No time pressure and certain hardship: optimization of processes

In my opinion, this is the typical case in companies. For example: A company has a problem and employees complain about it and there have also been some layoffs.

So we want to strive for a change, but since we are economically in good shape, it is not important when it will be finished. You will get some problems because this change will usually take a long time.

My advice : Do not try to strive for direct short-term solutions, but gather strong support in management and communicate the need to the employees again and again. You should proceed slowly and iteratively: you have time! You can slowly build up a network and slowly change it a little bit, process by process.

In this phase you will not radically overturn anything or fully introduce Scurm. Rather, rush to optimize processes and wait until the need increases.

Reading tip: Change after Rogers and Prank

Time pressure and no particular hardship: management decision

The third case has often been my typical consultant case. The management would like something specific, for example the introduction of Scrum.

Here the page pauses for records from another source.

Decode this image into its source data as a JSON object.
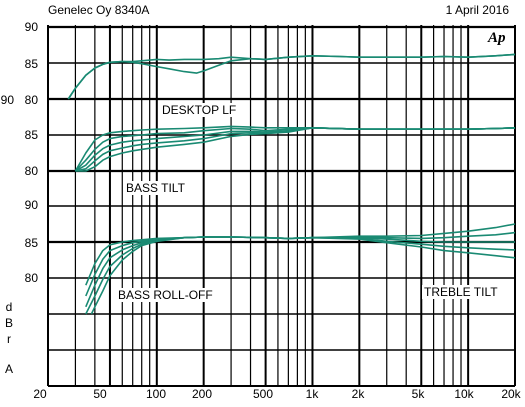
{
  "header": {
    "left": "Genelec Oy 8340A",
    "right": "1 April 2016"
  },
  "logo": "Ap",
  "unit_label": [
    "d",
    "B",
    "r",
    "A"
  ],
  "chart_data": {
    "type": "line",
    "x_scale": "log",
    "xlim": [
      20,
      20000
    ],
    "x_ticks": [
      20,
      50,
      100,
      200,
      500,
      1000,
      2000,
      5000,
      10000,
      20000
    ],
    "x_tick_labels": [
      "20",
      "50",
      "100",
      "200",
      "500",
      "1k",
      "2k",
      "5k",
      "10k",
      "20k"
    ],
    "ylabel": "dBrA",
    "grid": true,
    "panels": [
      {
        "annotation": "DESKTOP LF",
        "ylim": [
          80,
          90
        ],
        "y_ticks": [
          80,
          85,
          90
        ],
        "series": [
          {
            "x": [
              27,
              30,
              35,
              40,
              45,
              50,
              60,
              70,
              80,
              100,
              120,
              150,
              180,
              200,
              250,
              300,
              400,
              500,
              700,
              1000,
              1500,
              2000,
              3000,
              5000,
              7000,
              10000,
              15000,
              20000
            ],
            "y": [
              80,
              81.5,
              83.3,
              84.3,
              84.8,
              85.1,
              85.2,
              85.2,
              85.3,
              85.5,
              85.4,
              85.5,
              85.5,
              85.5,
              85.6,
              85.8,
              85.6,
              85.5,
              85.8,
              86,
              85.9,
              85.8,
              85.8,
              85.8,
              85.9,
              85.8,
              86,
              86.2
            ]
          },
          {
            "x": [
              27,
              30,
              35,
              40,
              45,
              50,
              60,
              70,
              80,
              100,
              120,
              150,
              180,
              200,
              250,
              300,
              400,
              500,
              700,
              1000,
              1500,
              2000,
              3000,
              5000,
              7000,
              10000,
              15000,
              20000
            ],
            "y": [
              80,
              81.5,
              83.3,
              84.3,
              84.8,
              85.1,
              85.2,
              85.1,
              84.9,
              84.5,
              84.2,
              83.8,
              83.6,
              83.9,
              84.7,
              85.3,
              85.6,
              85.5,
              85.8,
              86,
              85.9,
              85.8,
              85.8,
              85.8,
              85.9,
              85.8,
              86,
              86.2
            ]
          }
        ]
      },
      {
        "annotation": "BASS TILT",
        "ylim": [
          80,
          90
        ],
        "y_ticks": [
          80,
          85,
          90
        ],
        "series": [
          {
            "x": [
              30,
              35,
              40,
              45,
              50,
              60,
              70,
              80,
              100,
              150,
              200,
              300,
              400,
              500,
              700,
              1000,
              2000,
              5000,
              10000,
              15000,
              20000
            ],
            "y": [
              80,
              82.5,
              84.3,
              85,
              85.3,
              85.5,
              85.6,
              85.7,
              85.8,
              85.9,
              86,
              86.2,
              86.1,
              86,
              86,
              86,
              85.8,
              85.8,
              85.8,
              85.9,
              86
            ]
          },
          {
            "x": [
              30,
              35,
              40,
              45,
              50,
              60,
              70,
              80,
              100,
              150,
              200,
              300,
              400,
              500,
              700,
              1000,
              2000,
              5000,
              10000,
              15000,
              20000
            ],
            "y": [
              80,
              81.5,
              83,
              84,
              84.5,
              84.8,
              84.9,
              85,
              85.2,
              85.3,
              85.6,
              85.9,
              85.8,
              85.6,
              85.8,
              86,
              85.8,
              85.8,
              85.8,
              85.9,
              86
            ]
          },
          {
            "x": [
              30,
              35,
              40,
              45,
              50,
              60,
              70,
              80,
              100,
              150,
              200,
              300,
              400,
              500,
              700,
              1000,
              2000,
              5000,
              10000,
              15000,
              20000
            ],
            "y": [
              80,
              80.8,
              82.2,
              83.1,
              83.6,
              84,
              84.2,
              84.3,
              84.5,
              84.8,
              85,
              85.5,
              85.5,
              85.4,
              85.6,
              86,
              85.8,
              85.8,
              85.8,
              85.9,
              86
            ]
          },
          {
            "x": [
              30,
              35,
              40,
              45,
              50,
              60,
              70,
              80,
              100,
              150,
              200,
              300,
              400,
              500,
              700,
              1000,
              2000,
              5000,
              10000,
              15000,
              20000
            ],
            "y": [
              80,
              80.3,
              81.4,
              82.3,
              82.8,
              83.2,
              83.5,
              83.7,
              83.9,
              84.2,
              84.5,
              85.2,
              85.3,
              85.3,
              85.5,
              86,
              85.8,
              85.8,
              85.8,
              85.9,
              86
            ]
          },
          {
            "x": [
              30,
              35,
              40,
              45,
              50,
              60,
              70,
              80,
              100,
              150,
              200,
              300,
              400,
              500,
              700,
              1000,
              2000,
              5000,
              10000,
              15000,
              20000
            ],
            "y": [
              80,
              80,
              80.6,
              81.5,
              82,
              82.5,
              82.8,
              83,
              83.3,
              83.7,
              84,
              84.8,
              85.1,
              85.2,
              85.4,
              86,
              85.8,
              85.8,
              85.8,
              85.9,
              86
            ]
          }
        ]
      },
      {
        "annotations": [
          "BASS ROLL-OFF",
          "TREBLE TILT"
        ],
        "ylim": [
          75,
          90
        ],
        "y_ticks": [
          80,
          85,
          90
        ],
        "series": [
          {
            "x": [
              35,
              40,
              45,
              50,
              60,
              70,
              80,
              100,
              150,
              200,
              300,
              500,
              700,
              1000,
              2000,
              3000,
              5000,
              7000,
              10000,
              15000,
              20000
            ],
            "y": [
              79,
              82,
              83.8,
              84.6,
              85,
              85.2,
              85.3,
              85.5,
              85.6,
              85.7,
              85.7,
              85.6,
              85.5,
              85.6,
              85.8,
              85.8,
              85.9,
              86.2,
              86.5,
              87,
              87.5
            ]
          },
          {
            "x": [
              35,
              40,
              45,
              50,
              60,
              70,
              80,
              100,
              150,
              200,
              300,
              500,
              700,
              1000,
              2000,
              3000,
              5000,
              7000,
              10000,
              15000,
              20000
            ],
            "y": [
              77.5,
              80.5,
              82.6,
              83.8,
              84.5,
              84.9,
              85.1,
              85.4,
              85.6,
              85.7,
              85.7,
              85.6,
              85.5,
              85.6,
              85.7,
              85.6,
              85.5,
              85.6,
              85.8,
              86,
              86.3
            ]
          },
          {
            "x": [
              35,
              40,
              45,
              50,
              60,
              70,
              80,
              100,
              150,
              200,
              300,
              500,
              700,
              1000,
              2000,
              3000,
              5000,
              7000,
              10000,
              15000,
              20000
            ],
            "y": [
              76,
              79,
              81.3,
              82.8,
              83.9,
              84.5,
              84.9,
              85.3,
              85.6,
              85.7,
              85.7,
              85.6,
              85.5,
              85.6,
              85.6,
              85.4,
              85.1,
              85,
              85,
              85,
              85
            ]
          },
          {
            "x": [
              35,
              40,
              45,
              50,
              60,
              70,
              80,
              100,
              150,
              200,
              300,
              500,
              700,
              1000,
              2000,
              3000,
              5000,
              7000,
              10000,
              15000,
              20000
            ],
            "y": [
              75,
              77.5,
              79.8,
              81.6,
              83.2,
              84.1,
              84.7,
              85.2,
              85.6,
              85.7,
              85.7,
              85.6,
              85.5,
              85.6,
              85.5,
              85.1,
              84.7,
              84.4,
              84.2,
              84,
              83.9
            ]
          },
          {
            "x": [
              38,
              40,
              45,
              50,
              60,
              70,
              80,
              100,
              150,
              200,
              300,
              500,
              700,
              1000,
              2000,
              3000,
              5000,
              7000,
              10000,
              15000,
              20000
            ],
            "y": [
              75,
              76,
              78.2,
              80.3,
              82.5,
              83.7,
              84.5,
              85.1,
              85.6,
              85.7,
              85.7,
              85.6,
              85.5,
              85.6,
              85.4,
              84.9,
              84.3,
              83.8,
              83.5,
              83.1,
              82.8
            ]
          }
        ]
      }
    ]
  }
}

However, there is no reason, it was decided by management and there is often a deadline.

My advice : You can use the pressure of management and should pay attention to compliance with the new processes rather than real organizational development. Actually, you actually carry out a process introduction and can then carry out organizational development as soon as the time pressure is over and management has considered Scrum, for example, to be introduced.

Reading tip: Change management according to Kotter

No time pressure and no particular need: Proactive change

The focus here is not on specific decisions, but rather on radical innovations or employee requests for, for example, a certain tool like Confluence instead of the old media wiki. The change is initiated by employees in the company with foresight.

You will notice that you usually have no support from management or any other help in this change. You won’t get any resources or anything else either. The change takes place in your overtime.

My tip: I see the only chance that you initiate the change with certain employees in the environment and show management through examples that it can advance the company. There is often a small chance that you will get away with this and care should be taken or you will get burned.


You notice that change management is still very classic and based on cause-action. Changes are rarely tackled without a cause and are often unsuccessful. As in my reading tips, it is always about linearly planned processes of change.

It is of no use to start the topic without prior knowledge and full of emotions, but rather to recognize the change with plan and skill and to do as much as possible. You can achieve more, for example, if you take the time pressure off with quick solutions and then build a meaningful organizational development on it, otherwise you will simply be relieved of the position beforehand.

At the end I would like to call for an open discussion on classic change methods and continuous change management!

[werbung] [fotolia]

I blog about the influence of digitalization on our working world. For this purpose, I provide content from science in a practical way and show helpful tips from my everyday professional life. I am an executive in an SME and I wrote my doctoral thesis at the University of Erlangen-Nuremberg at the Chair of IT Management.